Why is hasName "item" also applied to second place of the tuple? I thought there is no state in haskell and hasName "item" x returns a new object instead of changing the internal state of x.

Related question: Is factoring an arrow out of arrow do notation a valid transformation?

My original problem

I have the following code:

{-# LANGUAGE Arrows #-}
import Text.XML.HXT.Core

data Person = Person { forname :: String, surname :: String } deriving (Show)

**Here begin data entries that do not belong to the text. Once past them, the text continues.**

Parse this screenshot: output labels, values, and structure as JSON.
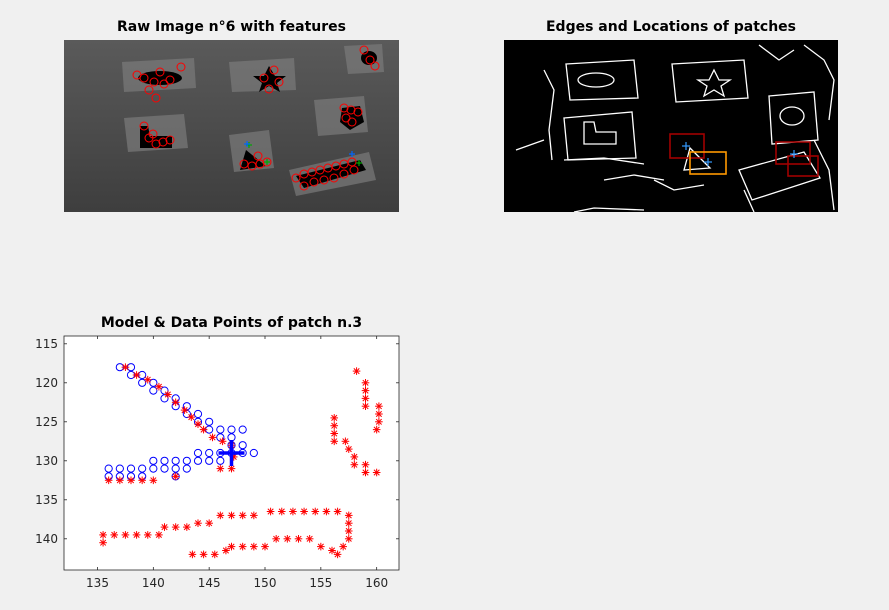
{
  "figure": {
    "panel1": {
      "title": "Raw Image n°6 with features"
    },
    "panel2": {
      "title": "Edges and Locations of patches"
    },
    "panel3": {
      "title": "Model & Data Points of patch n.3"
    }
  },
  "colors": {
    "figure_bg": "#f0f0f0",
    "model_points": "#0000ff",
    "data_points": "#ff0000",
    "feature_circles": "#ff0000",
    "patch_box_red": "#a00000",
    "patch_box_orange": "#ff9900"
  },
  "chart_data": [
    {
      "type": "image",
      "title": "Raw Image n°6 with features"
    },
    {
      "type": "image",
      "title": "Edges and Locations of patches"
    },
    {
      "type": "scatter",
      "title": "Model & Data Points of patch n.3",
      "xlabel": "",
      "ylabel": "",
      "xlim": [
        132,
        162
      ],
      "ylim": [
        114,
        144
      ],
      "y_reversed": true,
      "grid": false,
      "xticks": [
        135,
        140,
        145,
        150,
        155,
        160
      ],
      "yticks": [
        115,
        120,
        125,
        130,
        135,
        140
      ],
      "series": [
        {
          "marker": "circle",
          "color": "#0000ff",
          "points": [
            [
              137,
              118
            ],
            [
              138,
              118
            ],
            [
              138,
              119
            ],
            [
              139,
              119
            ],
            [
              139,
              120
            ],
            [
              140,
              120
            ],
            [
              140,
              121
            ],
            [
              141,
              121
            ],
            [
              141,
              122
            ],
            [
              142,
              122
            ],
            [
              142,
              123
            ],
            [
              143,
              123
            ],
            [
              143,
              124
            ],
            [
              144,
              124
            ],
            [
              144,
              125
            ],
            [
              145,
              125
            ],
            [
              145,
              126
            ],
            [
              146,
              126
            ],
            [
              146,
              127
            ],
            [
              147,
              127
            ],
            [
              147,
              128
            ],
            [
              148,
              128
            ],
            [
              136,
              131
            ],
            [
              137,
              131
            ],
            [
              138,
              131
            ],
            [
              139,
              131
            ],
            [
              140,
              131
            ],
            [
              141,
              131
            ],
            [
              142,
              131
            ],
            [
              143,
              131
            ],
            [
              140,
              130
            ],
            [
              141,
              130
            ],
            [
              142,
              130
            ],
            [
              143,
              130
            ],
            [
              144,
              130
            ],
            [
              145,
              130
            ],
            [
              146,
              130
            ],
            [
              144,
              129
            ],
            [
              145,
              129
            ],
            [
              146,
              129
            ],
            [
              147,
              129
            ],
            [
              148,
              129
            ],
            [
              149,
              129
            ],
            [
              147,
              126
            ],
            [
              148,
              126
            ],
            [
              136,
              132
            ],
            [
              137,
              132
            ],
            [
              138,
              132
            ],
            [
              139,
              132
            ],
            [
              142,
              132
            ]
          ]
        },
        {
          "marker": "star",
          "color": "#ff0000",
          "points": [
            [
              137.5,
              118
            ],
            [
              138.5,
              119
            ],
            [
              139.5,
              119.6
            ],
            [
              140.5,
              120.5
            ],
            [
              141.3,
              121.5
            ],
            [
              142,
              122.5
            ],
            [
              142.8,
              123.5
            ],
            [
              143.4,
              124.4
            ],
            [
              144,
              125.3
            ],
            [
              144.5,
              126
            ],
            [
              145.3,
              127
            ],
            [
              146.2,
              127.5
            ],
            [
              147,
              128
            ],
            [
              147.2,
              129.5
            ],
            [
              147,
              131
            ],
            [
              146,
              131
            ],
            [
              136,
              132.5
            ],
            [
              137,
              132.5
            ],
            [
              138,
              132.5
            ],
            [
              139,
              132.5
            ],
            [
              140,
              132.5
            ],
            [
              142,
              132
            ],
            [
              135.5,
              139.5
            ],
            [
              135.5,
              140.5
            ],
            [
              136.5,
              139.5
            ],
            [
              137.5,
              139.5
            ],
            [
              138.5,
              139.5
            ],
            [
              139.5,
              139.5
            ],
            [
              140.5,
              139.5
            ],
            [
              141,
              138.5
            ],
            [
              142,
              138.5
            ],
            [
              143,
              138.5
            ],
            [
              144,
              138
            ],
            [
              145,
              138
            ],
            [
              146,
              137
            ],
            [
              147,
              137
            ],
            [
              148,
              137
            ],
            [
              149,
              137
            ],
            [
              150.5,
              136.5
            ],
            [
              151.5,
              136.5
            ],
            [
              152.5,
              136.5
            ],
            [
              153.5,
              136.5
            ],
            [
              154.5,
              136.5
            ],
            [
              155.5,
              136.5
            ],
            [
              156.5,
              136.5
            ],
            [
              157.5,
              137
            ],
            [
              157.5,
              138
            ],
            [
              157.5,
              139
            ],
            [
              157.5,
              140
            ],
            [
              157,
              141
            ],
            [
              156.5,
              142
            ],
            [
              143.5,
              142
            ],
            [
              144.5,
              142
            ],
            [
              145.5,
              142
            ],
            [
              146.5,
              141.5
            ],
            [
              147,
              141
            ],
            [
              148,
              141
            ],
            [
              149,
              141
            ],
            [
              150,
              141
            ],
            [
              151,
              140
            ],
            [
              152,
              140
            ],
            [
              153,
              140
            ],
            [
              154,
              140
            ],
            [
              155,
              141
            ],
            [
              156,
              141.5
            ],
            [
              156.2,
              124.5
            ],
            [
              156.2,
              125.5
            ],
            [
              156.2,
              126.5
            ],
            [
              156.2,
              127.5
            ],
            [
              157.2,
              127.5
            ],
            [
              157.5,
              128.5
            ],
            [
              158,
              129.5
            ],
            [
              158,
              130.5
            ],
            [
              159,
              130.5
            ],
            [
              159,
              131.5
            ],
            [
              160,
              131.5
            ],
            [
              158.2,
              118.5
            ],
            [
              159,
              120
            ],
            [
              159,
              121
            ],
            [
              159,
              122
            ],
            [
              159,
              123
            ],
            [
              160.2,
              123
            ],
            [
              160.2,
              124
            ],
            [
              160.2,
              125
            ],
            [
              160,
              126
            ]
          ]
        },
        {
          "marker": "plus",
          "color": "#0000ff",
          "points": [
            [
              147,
              129
            ]
          ]
        }
      ]
    }
  ]
}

parseXml :: IOSArrow XmlTree Person
parseXml = proc x -> do
    forname <- x >- this /> this /> hasName "fn" /> getText
    surname <- x >- this /> this /> hasName "sn" /> getText
    returnA -< Person forname surname

main :: IO ()
main = do
    person <- runX (readString [withValidate no]
                               "<p><fn>John</fn><sn>Smith</sn></p>"
                    >>> parseXml)
    putStrLn $ show person
    return ()

If I run it everything works fine and I get the output

[Person {forname = "John", surname = "Smith"}]

But if I change the parseXml to avoid the this statements

parseXml :: IOSArrow XmlTree Person
parseXml = (getChildren >>> getChildren) >>> proc x -> do
    forname <- x >- hasName "fn" /> getText
    surname <- x >- hasName "sn" /> getText
    returnA -< Person forname surname

no person can be parsed anymore (output is []). Investigating the problem with

parseXml :: IOSArrow XmlTree Person
parseXml = (getChildren >>> getChildren) >>>
  proc x -> do
    forname <- x >- withTraceLevel 5 traceTree >>> hasName "fn" /> getText
    surname <- x >- hasName "sn" /> getText
    returnA -< Person forname surname

I got the output

content of: 
============

---XTag "fn"
   |
   +---XText "John"



content of: 
============

---XTag "sn"
   |
   +---XText "Smith"


[]

So everything seems fine, but with the code

parseXml :: IOSArrow XmlTree Person
parseXml = (getChildren >>> getChildren) >>>
  proc x -> do
    forname <- x >- hasName "fn" /> getText
    surname <- x >- withTraceLevel 5 traceTree >>> hasName "sn" /> getText
    returnA -< Person forname surname

I got

content of: 
============

---XTag "fn"
   |
   +---XText "John"


[]

So it seems to me, that the value of the input x changes between the two statements. It looks like the hasName "fn" was applied to x before it was attached to the surname arrow. But shall x not remain the same between the two lines?


Solution

  • No, the input can't change and it doesn't.

    What you've programmed in the lines

    proc x -> do
      y <- x >- hasName "item"
      returnA -< x
    

    is just a filter removing all nodes not named item. His is equivalent to the arrow

    hasName "item" `guards` this
    

    You can test this with

    {-# LANGUAGE Arrows #-}
    {-# LANGUAGE NoMonomorphismRestriction #-}
    
    module Main where
    
    import Text.XML.HXT.Core
    
    parseXml0 :: IOSArrow XmlTree XmlTree
    parseXml0 = getChildren >>> getChildren >>>
      proc x -> do
        _ <- hasName "item" -< x
        returnA -< x
    
    parseXml1 :: IOSArrow XmlTree XmlTree
    parseXml1 = getChildren >>> getChildren >>>
                (hasName "item" `guards` this)
    
    main1 :: Show c => IOSArrow XmlTree c -> IO ()
    main1 parseXml = do
        person <- runX (readString [withValidate no]
                        "<xml><item>John</item><item2>Smith</item2></xml>"
                        >>> parseXml)
        putStrLn $ show person
        return ()
    
    main :: IO ()
    main = main1 parseXml0 >> main1 parseXml1